Death, injury and illness are around every corner in the Zone. The dull click of a geiger counter is nearly always present, racing in the presence of deadly radiation. Bandages are essential to halt blood loss after firefights, and rations must be scavenged to fend of starvation. Firearms jam up and wear out, bullets’ trajectories drop with distance and vodka curiously cures radiation sickness.
For all its psuedo-realistic features, S.T.A.L.K.E.R. doesn’t hesitate to dish out some wildly imaginative fantasy.

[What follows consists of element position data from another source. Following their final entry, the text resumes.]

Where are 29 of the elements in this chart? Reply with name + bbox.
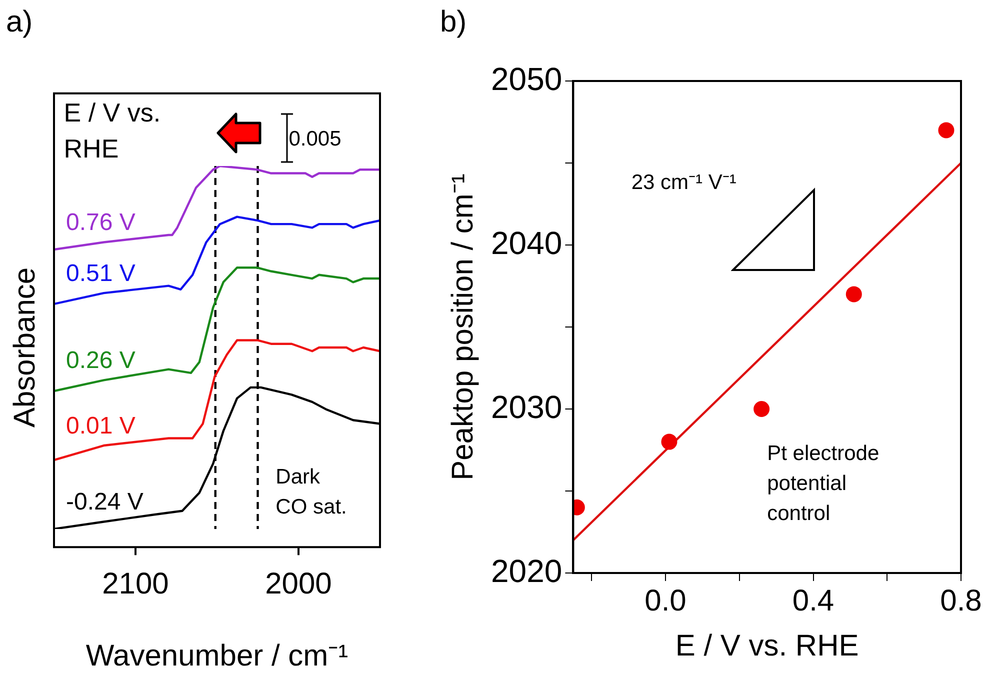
series-label: 0.26 V	[66, 347, 136, 374]
y-tick-label: 2030	[491, 388, 562, 425]
annotation: Dark CO sat.	[276, 466, 347, 519]
series-label: 0.51 V	[66, 260, 136, 288]
point	[754, 401, 770, 417]
y-axis-title: Peaktop position / cm⁻¹	[446, 174, 480, 480]
x-tick-label: 0.4	[792, 584, 834, 618]
x-tick-label: 2100	[102, 567, 169, 600]
text: 0.005	[288, 127, 342, 150]
point	[661, 434, 678, 450]
x-tick-label: 0.8	[940, 584, 982, 618]
point	[938, 122, 954, 138]
series-label: -0.24 V	[66, 488, 144, 516]
y-tick-label: 2040	[491, 224, 562, 261]
chart-title: a)	[6, 5, 33, 38]
point	[846, 286, 862, 302]
y-tick-label: 2050	[491, 60, 562, 97]
text: E / V vs. RHE	[64, 97, 161, 164]
x-tick-label: 0.0	[644, 584, 686, 618]
chart-title: b)	[440, 5, 467, 38]
series-label: 0.01 V	[66, 412, 136, 440]
annotation: 23 cm⁻¹ V⁻¹	[631, 171, 736, 194]
x-tick-label: 2000	[265, 567, 332, 600]
x-axis-title: Wavenumber / cm⁻¹	[86, 639, 348, 672]
x-axis-title: E / V vs. RHE	[675, 629, 859, 662]
y-axis-title: Absorbance	[8, 267, 42, 428]
series-label: 0.76 V	[66, 209, 136, 236]
y-tick-label: 2020	[491, 552, 562, 589]
annotation: Pt electrode potential control	[767, 442, 880, 525]
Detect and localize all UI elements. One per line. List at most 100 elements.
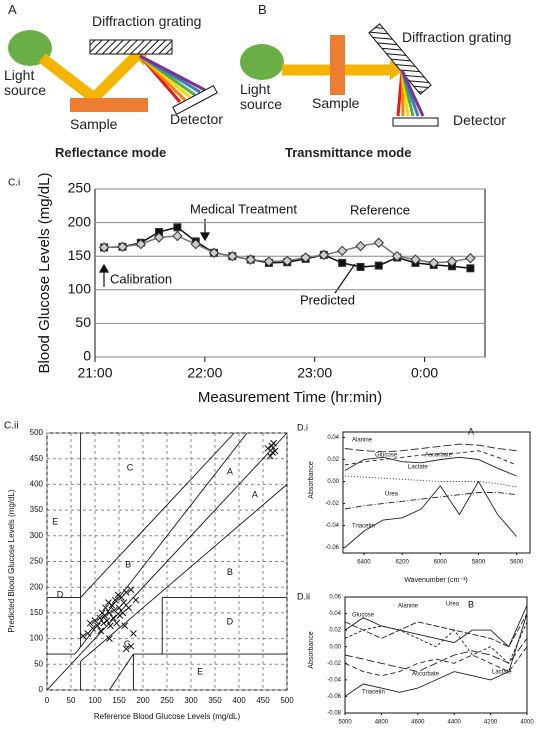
y-tick-label: 400 [30,480,44,489]
x-tick-label: 4000 [520,720,534,726]
x-tick-label: 4600 [411,720,425,726]
series-line [344,605,528,648]
x-tick-label: 250 [160,696,174,705]
plot-frame [342,431,531,554]
x-tick-label: 450 [256,696,270,705]
scatter-point [97,627,105,635]
scatter-point [110,606,118,614]
point-marker [172,230,183,242]
scatter-point [94,622,101,630]
detector-label: Detector [170,111,223,127]
y-tick-label: 300 [30,531,44,540]
point-marker [153,232,165,243]
y-tick-label: 200 [30,582,44,591]
point-marker [263,256,275,267]
mode-label: Transmittance mode [285,145,412,160]
panel-letter: A [468,426,474,436]
y-tick-label: 150 [68,247,92,263]
scatter-point [108,601,116,609]
series-line [344,638,528,673]
zone-label: C [127,462,134,472]
scatter-point [109,614,117,622]
point-marker [336,245,348,257]
sample-label: Sample [70,116,118,132]
scatter-point [91,617,99,624]
series-label: Ascorbate [425,453,453,459]
zone-label: D [227,617,234,627]
series-label: Triacetin [352,524,375,530]
scatter-point [101,612,108,619]
x-tick-label: 200 [136,696,150,705]
x-axis-label: Wavenumber (cm⁻¹) [404,577,467,584]
series-label: Urea [446,602,460,608]
x-tick-label: 0 [45,696,50,705]
y-axis-label: Absorbance [308,631,315,668]
y-tick-label: 450 [30,454,44,463]
zone-label: E [197,666,203,676]
annotation: Calibration [110,271,172,286]
y-tick-label: 0.06 [329,595,341,601]
y-tick-label: 250 [30,557,44,566]
y-tick-label: -0.02 [327,661,341,667]
scatter-point [122,645,130,653]
series-label: Ascorbate [412,672,440,678]
x-tick-label: 50 [67,696,76,705]
x-tick-label: 6000 [434,560,448,566]
y-axis-label: Predicted Blood Glucose Levels (mg/dL) [7,489,16,633]
point-marker [282,255,293,267]
y-axis-label: Blood Glucose Levels (mg/dL) [36,173,53,374]
grating-label: Diffraction grating [92,13,202,29]
y-tick-label: -0.04 [327,677,341,683]
x-tick-label: 23:00 [297,365,332,381]
y-tick-label: -0.06 [325,545,339,551]
x-tick-label: 4200 [484,720,498,726]
scatter-point [127,586,135,594]
series-label: Urea [385,492,399,498]
zone-line [109,653,134,691]
scatter-point [119,609,127,617]
scatter-point [89,624,96,632]
source-label: Light source [240,81,283,112]
scatter-point [121,622,129,630]
series-line [344,480,517,548]
scatter-point [271,447,279,455]
x-axis-label: Measurement Time (hr:min) [198,389,382,406]
y-tick-label: 0.02 [329,628,341,634]
detector-label: Detector [453,112,506,128]
point-marker [410,254,421,265]
panel-letter: B [258,2,267,17]
y-tick-label: 0.00 [329,644,341,650]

In fact, it has many of the seemingly clichĆ©d elements you’d expect from any paranoid post-apocalyptic shooter, like zombified soldiers and government mind-control experiments. S.T.A.L.K.E.R. doesn’t play these elements for cheap entertainment value, though; it delivers them with an attitude of cold, paranoid horror. And given the nature of its source material, the result is surprisingly effective.
In S.T.A.L.K.E.R., elements that could normally be dismissed as mundane B-movie or science fiction material are instead infused with deeper meaning. In fact, nearly every aspect of the game has an unsettling real-life counterpart. Its invisible, deadly anomalies are magnified manifestations of the lingering contamination that still infects the Chernobyl site, for example. And its twisted, inhumane scientific endeavors mirror the ill-advised experiments that gave rise to the actual disaster.
Although S.T.A.L.K.E.R.‘s creative amplification of real-life nightmares is a hallmark of any good horror fiction, it’s highly unusual to see it accomplished with such depth in a computer game. Much of the credit goes to GSC Game World. Headquartered in Kiev, only hours from the disaster site, S.T.A.L.K.E.R.‘s developers were uniquely qualified to infuse the game with their own perspectives, borne of personal experience with Chernobyl and the former Soviet Union. It’s hard to imagine that S.T.A.L.K.E.R.‘s rich atmosphere could have been crafted anywhere else.
S.T.A.L.K.E.R. presents its share of headaches, including uneven difficulty, high hardware demands and a near-complete lack of player hand-holding. Troublesome as they are, these rough spots don’t feel as out of place in the game’s threatening and vivid environment as they would in a more conventional title. In the end, it’s a game the player has to approach on its own terms. The resulting experience, while demanding, is highly rewarding.